ORIGINS
The name Find X came from a meeting with Lyde Sizer, who is the Associate Dean at Sarah Lawrence College. She had given me a list of twelve prompts to use for writing exercises and the first one was “Find X”. I found the prompt intriguing if not also annoying. Prompts that start like dead-ends are my least favorites. My irritation with the prompt made me curious though at how other people would respond and what would happen if all of those stories sat side-by-side, everyone finding something different. We don’t often listen to each other anymore, and we have stopped asking questions without letting those questions shut down a conversation. Visions of a fractured world are becoming many peoples reality of the future and with my own fear that we may stop talking to each other all together, I wanted to find fractures and start asking about them. I wanted to listen to stories and put them together and allow space for stories to be common ground, not battle ground. With these good intentions I pieced together a proposal—which would change overtime—and applied for a grant from the Davis Projects for Peace.

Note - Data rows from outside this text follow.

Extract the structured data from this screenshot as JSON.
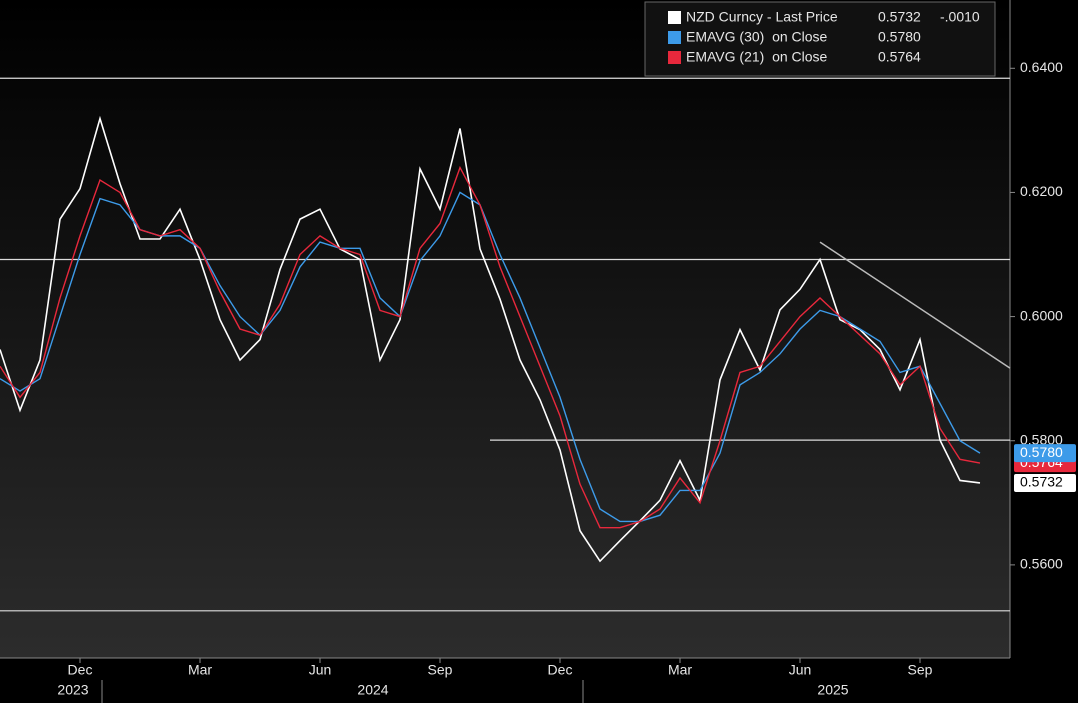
{
  "chart_data": {
    "type": "line",
    "categories": [
      null,
      null,
      null,
      null,
      "Dec",
      null,
      null,
      null,
      null,
      null,
      "Mar",
      null,
      null,
      null,
      null,
      null,
      "Jun",
      null,
      null,
      null,
      null,
      null,
      "Sep",
      null,
      null,
      null,
      null,
      null,
      "Dec",
      null,
      null,
      null,
      null,
      null,
      "Mar",
      null,
      null,
      null,
      null,
      null,
      "Jun",
      null,
      null,
      null,
      null,
      null,
      "Sep",
      null,
      null,
      null
    ],
    "year_ticks": [
      {
        "value": 2,
        "label": "2023"
      },
      {
        "value": 17,
        "label": "2024"
      },
      {
        "value": 40,
        "label": "2025"
      }
    ],
    "series": [
      {
        "name": "NZD Curncy - Last Price",
        "color": "#ffffff",
        "last_label": "0.5732",
        "change_label": "-.0010",
        "values": [
          0.5947,
          0.5849,
          0.593,
          0.6157,
          0.6206,
          0.6319,
          0.6214,
          0.6125,
          0.6125,
          0.6173,
          0.6092,
          0.5995,
          0.593,
          0.5963,
          0.6076,
          0.6157,
          0.6173,
          0.6109,
          0.6092,
          0.593,
          0.5995,
          0.6238,
          0.6173,
          0.6303,
          0.6109,
          0.6028,
          0.593,
          0.5866,
          0.5785,
          0.5655,
          0.5606,
          0.5639,
          0.5671,
          0.5704,
          0.5768,
          0.5704,
          0.5898,
          0.5979,
          0.5914,
          0.6011,
          0.6044,
          0.6092,
          0.5995,
          0.5979,
          0.5947,
          0.5882,
          0.5963,
          0.5801,
          0.5736,
          0.5732
        ]
      },
      {
        "name": "EMAVG (30)  on Close",
        "color": "#3d9be9",
        "last_label": "0.5780",
        "values": [
          0.59,
          0.588,
          0.59,
          0.6,
          0.61,
          0.619,
          0.618,
          0.614,
          0.613,
          0.613,
          0.611,
          0.605,
          0.6,
          0.597,
          0.601,
          0.608,
          0.612,
          0.611,
          0.611,
          0.603,
          0.6,
          0.609,
          0.613,
          0.62,
          0.618,
          0.61,
          0.603,
          0.595,
          0.587,
          0.577,
          0.569,
          0.567,
          0.567,
          0.568,
          0.572,
          0.572,
          0.578,
          0.589,
          0.591,
          0.594,
          0.598,
          0.601,
          0.6,
          0.598,
          0.596,
          0.591,
          0.592,
          0.586,
          0.58,
          0.578
        ]
      },
      {
        "name": "EMAVG (21)  on Close",
        "color": "#e8283c",
        "last_label": "0.5764",
        "values": [
          0.592,
          0.587,
          0.591,
          0.603,
          0.613,
          0.622,
          0.62,
          0.614,
          0.613,
          0.614,
          0.611,
          0.604,
          0.598,
          0.597,
          0.602,
          0.61,
          0.613,
          0.611,
          0.61,
          0.601,
          0.6,
          0.611,
          0.615,
          0.624,
          0.618,
          0.608,
          0.6,
          0.592,
          0.584,
          0.573,
          0.566,
          0.566,
          0.567,
          0.569,
          0.574,
          0.57,
          0.58,
          0.591,
          0.592,
          0.596,
          0.6,
          0.603,
          0.6,
          0.597,
          0.594,
          0.589,
          0.592,
          0.582,
          0.577,
          0.5764
        ]
      }
    ],
    "hlines": [
      0.6384,
      0.6092,
      0.5801,
      0.5526
    ],
    "trendline": {
      "x": [
        41,
        50.5
      ],
      "y": [
        0.612,
        0.5917
      ]
    },
    "ylim": [
      0.545,
      0.651
    ],
    "yticks": [
      {
        "value": 0.56,
        "label": "0.5600"
      },
      {
        "value": 0.58,
        "label": "0.5800"
      },
      {
        "value": 0.6,
        "label": "0.6000"
      },
      {
        "value": 0.62,
        "label": "0.6200"
      },
      {
        "value": 0.64,
        "label": "0.6400"
      }
    ]
  }
}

I got the grant and made plans to travel to four different states, investigate what I thought would be four different fractures and I decided to call the project Find X because that is what I was doing; trying to find a multitude of differences and hold them side by side, even if when I started it seemed like a dead-end.
FINDING X
Find X covers four different areas of fracture located in four different states. Broadly, in New York I looked at Christianity, in Seattle I looked at Homelessness, in New Orleans I looked at Climate Change, and in California I looked at Mental Health. How I identified fracture was as something that I thought to be right below the problem. What this means is that instead of looking at the fracture head on, I tried to get underneath it a little—dig around in murky waters— and see what stories came up. As the project began to unfold each fracture became more and more nuanced to the point that I was unsure where one fracture started and the next ended. I visited each place for about ten days each and did as much asking around, interviews, listening, watching, and observation as I could. In total I did over 38 interviews resulting in around 60 hours of footage. This process would have not been possible without the generous welcome I had from people in each state to stay in their homes, to ask them tough questions, and be allowed the opportunity to hold their stories and truth.
STILL SEARCHING
After completing the interview process and going through the footage, I did not make any solutions, nor did I solve anything. For a while this made me feel unsure with what exactly then I set out to accomplish. However, to Find X is to locate something, to hold it and wrestle with it and to give it some love. Often then, to Find X is also to let it go. The weight of our various fractures is heavy and when I imply letting go I do not mean giving up on working towards more space for understanding, or more space for simply listening and asking questions and having space to speak. I mean letting go of trying to solve something in the first place. As a side note—as this does not make it into any of the episodes but it was crucial for me to hear it at the time that I did—I found an event while I was in New York with Angela Davis and a panel honoring the life of Kathy Boudin. The panel spoke about visions for the future and what they hope for. Someone during the Q & A portion asked about making solutions and what they all would solve. In my remembring of what Davis said she alluded to letting go of this idea of solving everything and then added, “…thank goodness I can’t solve everything, because if I did, then I would be leaving out so many people.” What I took this to mean and what I hold true from hearing her say this was that if people were able to solve everything by themselves then they would be missing the bigger story of what a true solution could be. Who is left out if the solution only comes from yourself? Doesn’t that solution that you created on your own, only replace whatever oppressing force you tried to solve? It is cyclical the nature of oppression if we work on our own to make the solution. For Find X I feel this is true. This is an introduction to work that is instinctual, it is an instinct to tell stories and to want them to be heard, it is an instinct to disagree and to want and to need. Fracture comes from our most vulnerable places of self, and that is why we rupture when they are mentioned. I am hoping that Find X can become a small wave of people finding stories, and listening. I am hoping that these podcasts can serve as a container and structure for what to do when capacity feels full, or it becomes too nuanced, or it becomes overwhelming.
By the end of creating the project I do not feel like I found X and thank goodness. Instead I met people and heard stories and thought about things in a different way. To Find X is a calling of many and it brings me back to where the project started, with a prompt that I thought was a dead-end, and it is, if you look at it alone.